Back home, meanwhile, Rago hopes to keep his own winning streak alive with branded products for home-based pizza makers. The product line includes Via Pizzeria 1-2-3 Neapolitan-Style Pizza Sauce, Focaccia Dough Mix and Neapolitan-Style Crust Mix. “My initial motivation wasn’t to make millions; it was to help all the customers who came in and asked to buy dough balls for their wood-burning ovens in the backyard,” he says. “We finally thought, instead of selling dough, why don’t we package the ingredients in one bag? Customers just add water and a little olive oil, and they can enjoy artisan bread and Neapolitan crust with the convenience of making it at home. Since then, we’ve moved on to sauces, and we hope to market a frozen pizza crust in the future.”

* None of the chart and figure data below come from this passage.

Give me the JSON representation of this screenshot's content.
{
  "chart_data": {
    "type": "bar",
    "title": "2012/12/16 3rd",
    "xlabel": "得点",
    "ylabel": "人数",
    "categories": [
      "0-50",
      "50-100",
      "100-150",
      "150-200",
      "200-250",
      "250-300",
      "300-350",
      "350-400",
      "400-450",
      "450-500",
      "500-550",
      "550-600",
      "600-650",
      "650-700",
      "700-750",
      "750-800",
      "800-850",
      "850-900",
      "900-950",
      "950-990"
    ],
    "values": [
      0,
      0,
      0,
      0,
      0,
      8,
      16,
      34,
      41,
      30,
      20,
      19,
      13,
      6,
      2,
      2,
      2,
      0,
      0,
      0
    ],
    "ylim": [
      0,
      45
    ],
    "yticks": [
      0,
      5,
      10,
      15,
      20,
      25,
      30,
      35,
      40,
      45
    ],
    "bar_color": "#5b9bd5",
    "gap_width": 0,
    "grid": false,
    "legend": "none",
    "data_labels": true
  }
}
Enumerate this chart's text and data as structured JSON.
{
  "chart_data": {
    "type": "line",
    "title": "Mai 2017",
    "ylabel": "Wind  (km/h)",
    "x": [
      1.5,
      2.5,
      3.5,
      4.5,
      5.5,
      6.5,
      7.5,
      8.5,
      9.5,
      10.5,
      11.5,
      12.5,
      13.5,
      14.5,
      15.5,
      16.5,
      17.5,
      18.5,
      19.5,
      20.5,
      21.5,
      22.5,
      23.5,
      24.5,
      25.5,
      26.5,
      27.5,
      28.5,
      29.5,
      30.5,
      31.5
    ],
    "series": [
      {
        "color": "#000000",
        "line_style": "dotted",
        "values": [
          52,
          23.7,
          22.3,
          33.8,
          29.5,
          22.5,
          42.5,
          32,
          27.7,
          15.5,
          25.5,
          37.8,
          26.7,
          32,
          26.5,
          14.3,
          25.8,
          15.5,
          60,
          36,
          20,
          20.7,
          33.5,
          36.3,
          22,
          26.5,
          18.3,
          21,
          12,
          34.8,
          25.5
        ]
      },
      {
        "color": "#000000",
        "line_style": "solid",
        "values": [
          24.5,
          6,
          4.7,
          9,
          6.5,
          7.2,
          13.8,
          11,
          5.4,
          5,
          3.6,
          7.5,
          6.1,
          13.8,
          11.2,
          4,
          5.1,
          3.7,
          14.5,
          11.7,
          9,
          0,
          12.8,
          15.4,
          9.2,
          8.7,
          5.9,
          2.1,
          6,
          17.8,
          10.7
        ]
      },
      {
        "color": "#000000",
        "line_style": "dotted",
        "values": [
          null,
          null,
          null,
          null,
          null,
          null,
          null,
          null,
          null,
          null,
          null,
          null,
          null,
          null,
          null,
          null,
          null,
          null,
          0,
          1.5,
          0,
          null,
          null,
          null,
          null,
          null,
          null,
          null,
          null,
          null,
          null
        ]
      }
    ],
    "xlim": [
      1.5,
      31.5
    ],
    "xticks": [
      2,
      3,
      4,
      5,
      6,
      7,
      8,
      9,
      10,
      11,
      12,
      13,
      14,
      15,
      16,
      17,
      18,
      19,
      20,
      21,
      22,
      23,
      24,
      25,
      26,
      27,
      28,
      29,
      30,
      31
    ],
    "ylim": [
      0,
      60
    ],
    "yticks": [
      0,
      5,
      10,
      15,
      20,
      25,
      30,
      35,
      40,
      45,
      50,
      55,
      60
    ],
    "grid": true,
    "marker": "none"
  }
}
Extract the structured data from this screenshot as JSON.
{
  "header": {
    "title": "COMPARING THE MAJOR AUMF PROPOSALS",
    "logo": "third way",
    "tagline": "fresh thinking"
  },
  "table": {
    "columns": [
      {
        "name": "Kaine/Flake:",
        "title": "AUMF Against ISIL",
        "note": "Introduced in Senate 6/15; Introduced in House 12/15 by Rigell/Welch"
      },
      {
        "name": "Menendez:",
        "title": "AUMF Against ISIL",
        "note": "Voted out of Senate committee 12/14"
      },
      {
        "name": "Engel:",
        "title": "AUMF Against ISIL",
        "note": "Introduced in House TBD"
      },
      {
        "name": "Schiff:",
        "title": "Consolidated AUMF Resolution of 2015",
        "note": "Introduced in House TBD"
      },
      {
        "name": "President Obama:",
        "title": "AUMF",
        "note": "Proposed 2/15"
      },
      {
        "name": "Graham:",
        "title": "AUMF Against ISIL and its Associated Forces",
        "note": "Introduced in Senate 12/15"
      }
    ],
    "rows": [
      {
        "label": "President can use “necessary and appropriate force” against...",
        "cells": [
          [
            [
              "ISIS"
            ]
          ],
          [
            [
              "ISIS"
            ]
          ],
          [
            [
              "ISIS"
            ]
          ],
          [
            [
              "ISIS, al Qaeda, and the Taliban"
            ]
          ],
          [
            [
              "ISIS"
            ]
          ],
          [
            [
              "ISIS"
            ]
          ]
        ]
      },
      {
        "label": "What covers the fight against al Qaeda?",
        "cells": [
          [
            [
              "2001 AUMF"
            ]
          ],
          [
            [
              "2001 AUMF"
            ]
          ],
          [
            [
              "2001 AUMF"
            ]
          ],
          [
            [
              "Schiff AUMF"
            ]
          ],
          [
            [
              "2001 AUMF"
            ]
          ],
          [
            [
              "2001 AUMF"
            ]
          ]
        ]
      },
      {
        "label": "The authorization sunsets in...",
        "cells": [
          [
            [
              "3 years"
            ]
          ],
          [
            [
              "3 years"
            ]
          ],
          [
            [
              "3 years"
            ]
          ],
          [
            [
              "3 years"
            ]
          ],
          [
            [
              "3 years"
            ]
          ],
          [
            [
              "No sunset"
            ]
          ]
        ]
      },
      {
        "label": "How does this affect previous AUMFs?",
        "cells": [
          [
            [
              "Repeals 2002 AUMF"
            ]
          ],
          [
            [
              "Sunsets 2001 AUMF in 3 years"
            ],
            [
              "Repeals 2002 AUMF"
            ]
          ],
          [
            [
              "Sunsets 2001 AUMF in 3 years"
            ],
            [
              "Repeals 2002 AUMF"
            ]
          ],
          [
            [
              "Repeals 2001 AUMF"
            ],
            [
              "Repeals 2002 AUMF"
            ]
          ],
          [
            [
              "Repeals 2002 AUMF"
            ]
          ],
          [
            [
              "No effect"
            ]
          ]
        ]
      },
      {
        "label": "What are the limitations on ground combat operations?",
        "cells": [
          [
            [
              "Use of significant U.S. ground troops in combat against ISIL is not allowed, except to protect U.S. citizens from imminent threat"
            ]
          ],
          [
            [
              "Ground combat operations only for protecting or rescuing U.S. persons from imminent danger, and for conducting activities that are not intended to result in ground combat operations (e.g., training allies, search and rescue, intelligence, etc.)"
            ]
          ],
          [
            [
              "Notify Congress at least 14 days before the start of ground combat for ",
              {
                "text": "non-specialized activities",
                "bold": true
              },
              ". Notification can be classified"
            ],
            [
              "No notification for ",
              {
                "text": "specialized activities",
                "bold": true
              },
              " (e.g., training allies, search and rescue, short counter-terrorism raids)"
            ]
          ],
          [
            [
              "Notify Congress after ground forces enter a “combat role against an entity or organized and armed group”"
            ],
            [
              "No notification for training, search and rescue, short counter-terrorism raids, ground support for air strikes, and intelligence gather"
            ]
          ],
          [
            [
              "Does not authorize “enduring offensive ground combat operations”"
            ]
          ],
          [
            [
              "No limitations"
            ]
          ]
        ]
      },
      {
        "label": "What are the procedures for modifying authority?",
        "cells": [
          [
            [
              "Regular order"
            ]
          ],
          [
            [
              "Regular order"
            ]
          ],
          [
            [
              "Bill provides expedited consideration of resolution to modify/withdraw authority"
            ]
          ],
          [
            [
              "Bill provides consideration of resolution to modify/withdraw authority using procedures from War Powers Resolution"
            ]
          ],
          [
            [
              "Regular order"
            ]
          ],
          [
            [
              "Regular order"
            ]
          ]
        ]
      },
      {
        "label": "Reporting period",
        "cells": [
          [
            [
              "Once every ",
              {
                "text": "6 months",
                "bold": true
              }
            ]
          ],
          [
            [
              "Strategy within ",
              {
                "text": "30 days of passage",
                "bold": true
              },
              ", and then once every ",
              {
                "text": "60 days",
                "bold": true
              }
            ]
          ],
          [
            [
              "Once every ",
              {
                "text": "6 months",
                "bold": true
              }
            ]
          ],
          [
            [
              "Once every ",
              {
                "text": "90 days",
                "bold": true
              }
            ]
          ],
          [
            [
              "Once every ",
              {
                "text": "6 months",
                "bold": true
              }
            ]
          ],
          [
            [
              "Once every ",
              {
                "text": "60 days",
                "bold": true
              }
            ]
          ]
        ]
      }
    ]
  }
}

Rago consults with his Groupon U.S. Pizza Team colleague and Italian paisan Lenny Giordano at the World Pizza Championship in Parma, Italy. Giordano is owner of Mona Lisa Pizza in Staten Island, New York.

Old-School Flavors

While Rago focuses on perfecting menu quality, he’s well aware that a strong online presence is vital for continued growth. “Young people want to be able to use their smartphones, and that’s why our top priority is delivery and takeout,” he says. “We’re very active on our website, with sports- related coupons and online discounts for our college student customers.”

Every Panino’s store offers online ordering and a fairly extensive catering menu. Overall sales for the stores are rising 5% percent annually, Rago says. About 50% of those sales come from delivery, followed by 25% from carryout, 15% from dine-in and 10% from catering. “My food costs and labor costs both run about 35% because I’m willing to pay a little more for great ingredients and great employees,” he adds.

Rago insists that his family’s restaurants offer something the pizza chain giants can’t duplicate. Again, the conversation circles back to passione and fantasia. “What we’re doing, Domino’s can never do,” he says, simply. “They’re too big. It takes three days to make our sausage in-house. When someone wants extra-authentic old-school flavors, they have to go to a mom-and-pop pizzeria. That’s where the passion is.”

And pizza makers don’t get any more authentic—or passionate—than Rago. He is commitment in motion, and his dedication shows in every deep-dish or East-Coast-style pizza he makes, every new product he launches, every competition he enters, and every smile he shares with his close-knit families at home and at work. It’s part science and part magic—just like his Mother Yeast. It’s the life he was born to live.

Andy Knef is PMQ’s associate editor.